Decíamos ayer

maxi olariaga MAXIMALIA 

BARBANZA

11 sep 2016 . Actualizado a las 05:00 h.

Con estas palabras, el fraile agustino Luís de León, tras una larga ausencia, comenzó su clase en la cátedra de la Universidad de Salamanca. Acusado falsamente por los monjes dominicos y singularmente por el catedrático de griego, León de Castro, estuvo encarcelado cinco años. ¿Su delito? Preferir para su traducción el texto hebreo del Antiguo Testamento, a la versión latina que acuñó el Concilio de Trento. A nadie se le escapa que Moisés y los demás escritores de esa parte de la Biblia no conocían el latín y que además eran hebreos por lo que, ¿qué más razonable que traducir directamente del texto original? Pero, ay, había además un problema. Los de Trento habían acordado no tocar el dulce y erótico libro del Rey Salomón, El cantar de los cantares, y mucho menos traducirlo al idioma del pueblo llano, no fuera a ser que las católicas gentes sufrieran por ello la condenación eterna. Es decir, que aquellos dominicos (por entonces dueños y señores de la Santa Inquisición) llegaban en su hipocresía a interpretar que el dogma que servía para calificar a la Biblia como inspirada por Dios a quienes la escribieron, valía para todo menos para el ya citado Cantar de los cantares que debió coger a Jehová de vacaciones cuando Salomón lo escribió.

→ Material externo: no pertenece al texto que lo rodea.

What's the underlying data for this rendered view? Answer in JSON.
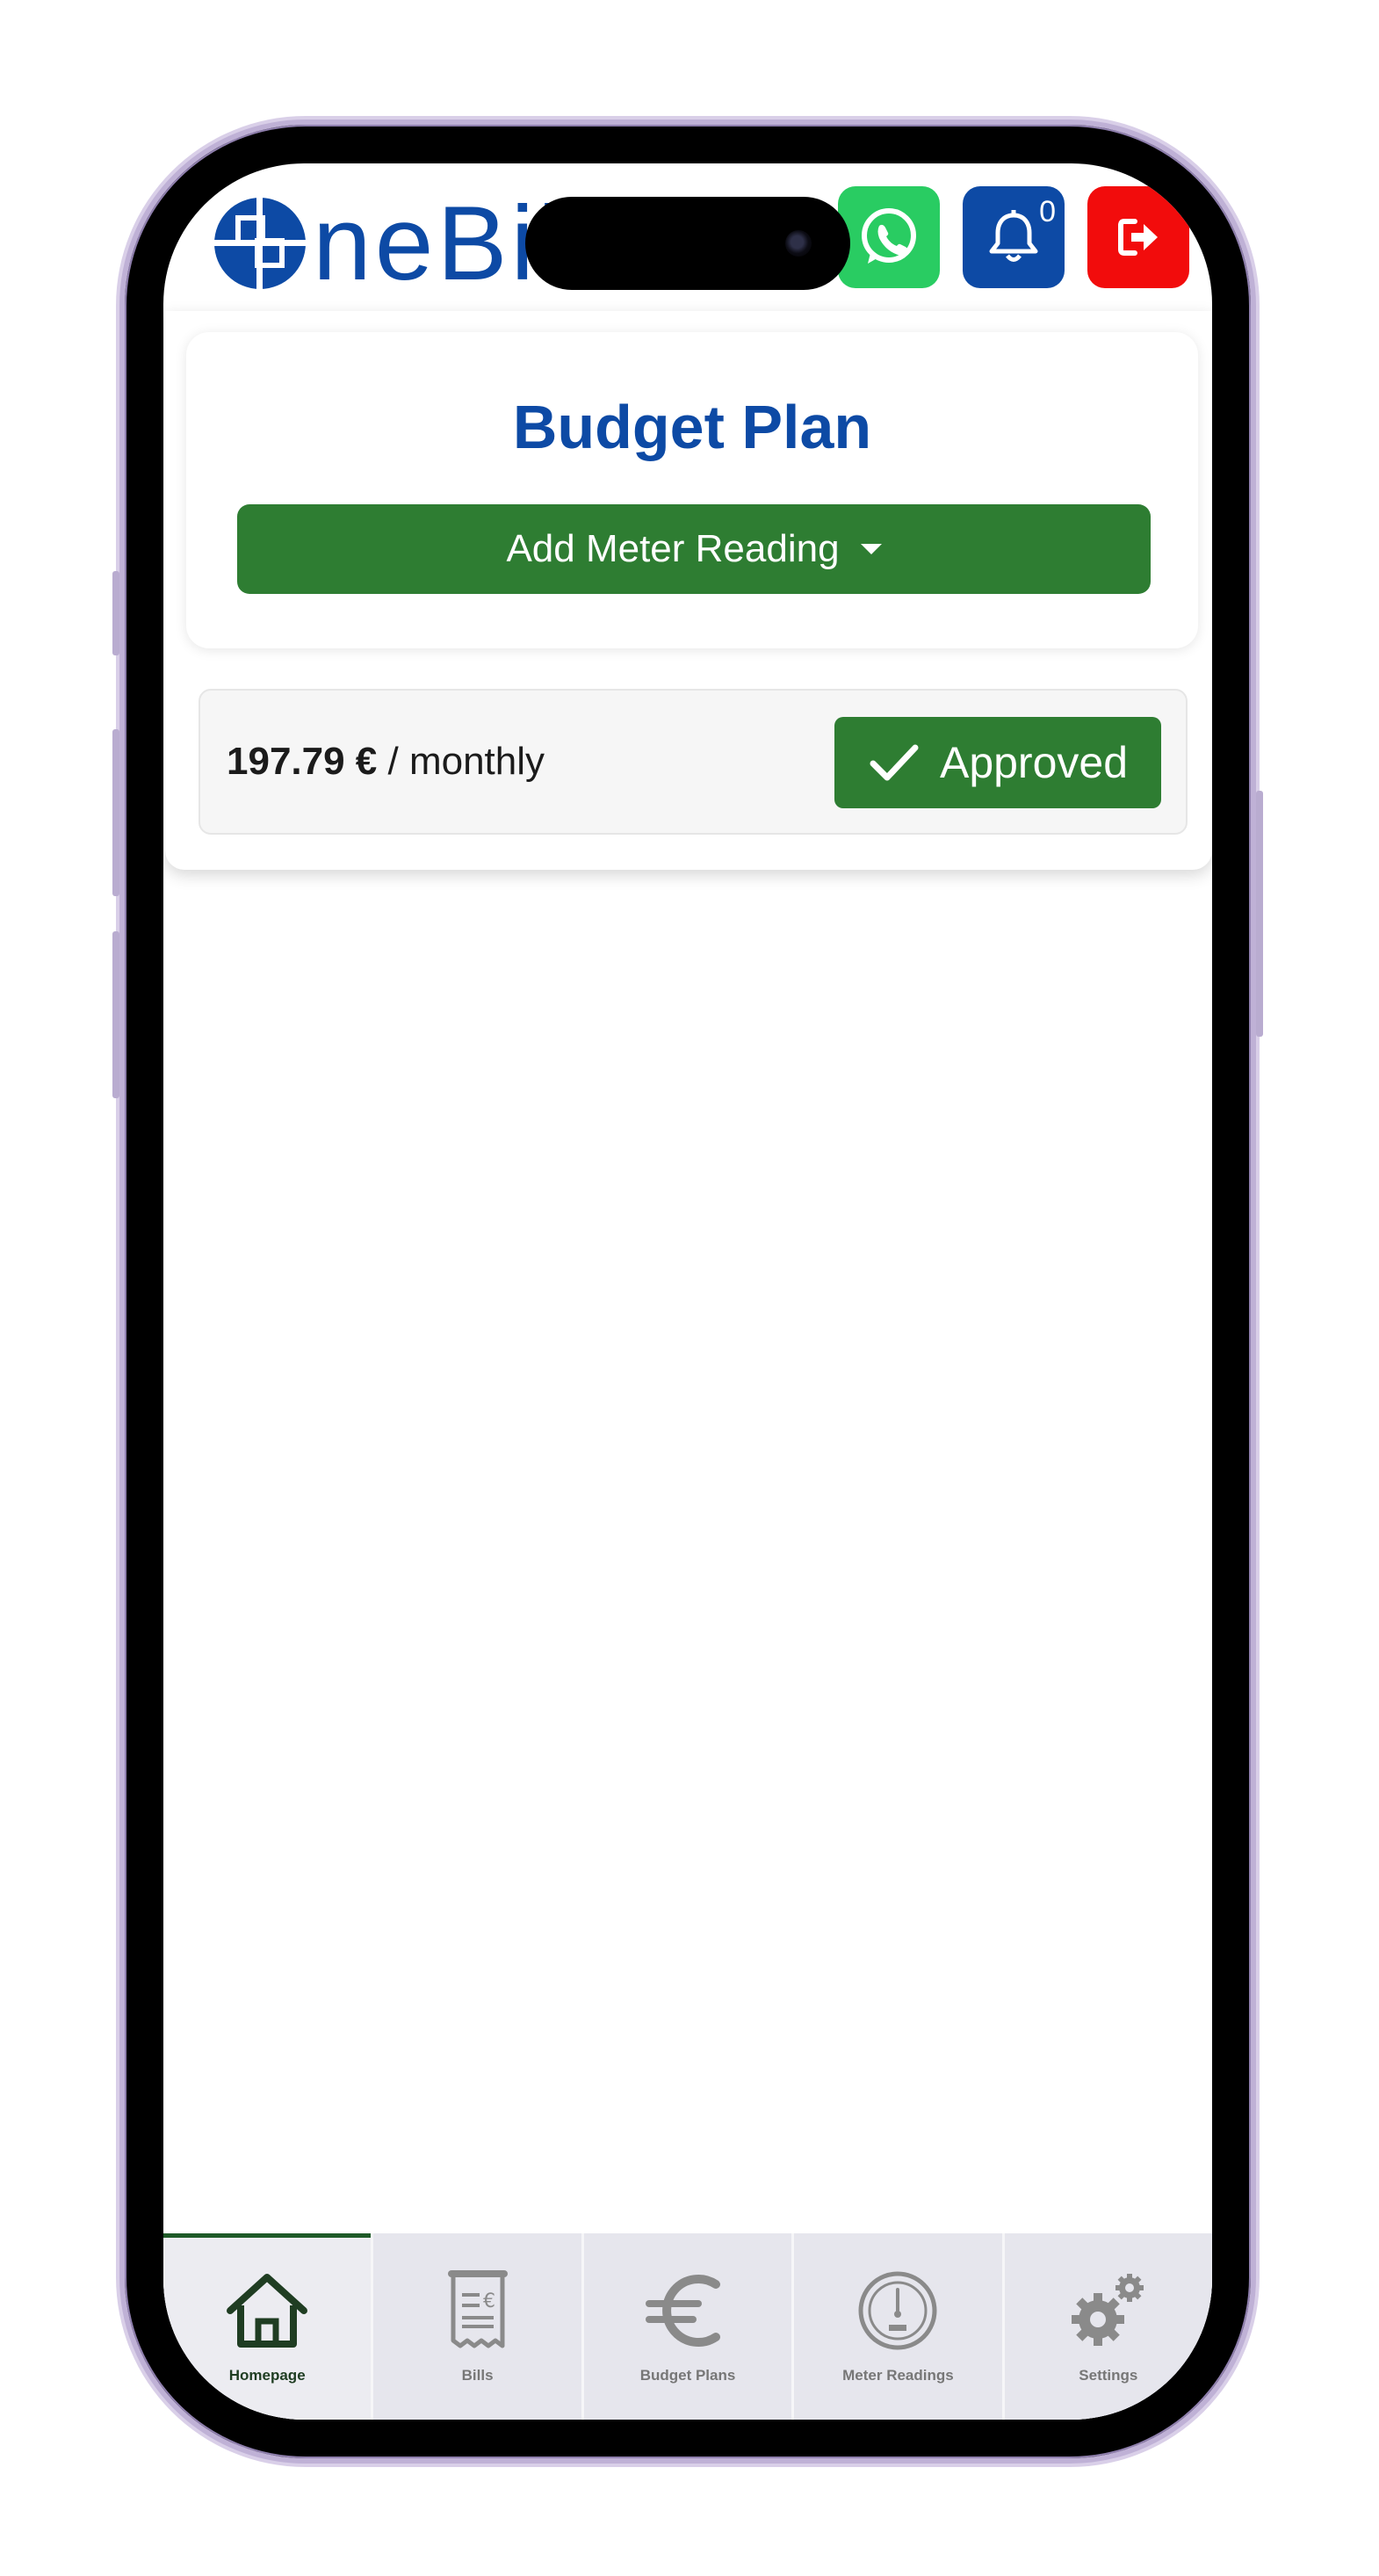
{
  "header": {
    "logo_text": "neBill",
    "whatsapp_icon": "whatsapp-icon",
    "notifications_icon": "bell-icon",
    "notification_count": "0",
    "logout_icon": "logout-icon"
  },
  "budget_card": {
    "title": "Budget Plan",
    "add_meter_reading_label": "Add Meter Reading"
  },
  "plan": {
    "amount": "197.79 €",
    "period": "/ monthly",
    "status": "Approved",
    "status_color": "#2e7d32"
  },
  "nav": {
    "items": [
      {
        "label": "Homepage",
        "icon": "home-icon",
        "active": true
      },
      {
        "label": "Bills",
        "icon": "bill-icon",
        "active": false
      },
      {
        "label": "Budget Plans",
        "icon": "euro-icon",
        "active": false
      },
      {
        "label": "Meter Readings",
        "icon": "meter-icon",
        "active": false
      },
      {
        "label": "Settings",
        "icon": "gears-icon",
        "active": false
      }
    ]
  },
  "colors": {
    "brand_blue": "#0d4aa5",
    "action_green": "#2e7d32",
    "whatsapp_green": "#29cc62",
    "logout_red": "#f20c0c"
  }
}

Luís de León fue encarcelado en una mazmorra de la cárcel de Valladolid y allí lo mantuvieron prisionero mientras duró el papeleo. ¡Cinco años! Como al parecer aún quedaba alguien con raciocinio en el Poder Judicial de la época, al fin, fue declarado inocente y liberado de aquel lustro de penalidades.

Luís de León, que todavía hoy es un monje que en la iglesia católica oficial goza de mala fama, (¡ay, esos remordimientos de conciencia!) siguió escribiendo en sus días de prisión libros a cual más lúcido y maravilloso. Pasó a la historia como un hombre injustamente condenado y difamado. Sus verdugos también pasaron a la historia pero estos como lo que fueron: Un hatajo de hipócritas y criminales representantes de lo más viscoso y fétido del poder imperante que, apoyados en instituciones corruptas, quemaban en la hoguera o enterraban vivo a cualquiera que osara llevar la contraria a su ortodoxia de hierro oxidado. Representaban aquello de lo que tantas veces había advertido el Nazareno: «Sepulcros blanqueados por fuera y llenos de inmundicia por dentro».

A estas alturas es posible, mi querido amigo, que, si ha llegado hasta aquí leyendo, se diga: «a este hombre el reposo de agosto y el angustioso sol de la canícula lo ha herido gravemente». Nada de eso. Sucede que, contemplando todo lo que ha ocurrido en la vida pública de esta pobre España, se me ha venido a la cabeza el viejo y paradigmático caso del fraile Luís de León. Cómo unos desalmados e ignorantes que, al igual que hoy, tenían la sartén por el mango, tienen secuestrado a todo un pueblo paciente como pocos. Condenados a galeras, cada uno con su remo, a la del alba hacemos con nuestro esfuerzo que la nave avance mientras en cubierta, entre banquete y banquete, los de siempre se juegan el país a los dados ordenando sea arrojado a la mar todo aquel que muera durante la boga o simplemente pida agua fresca para calmar su sed de justicia. Por eso, hoy que vuelvo a esta mi querida casita de papel, les digo: Decíamos ayer?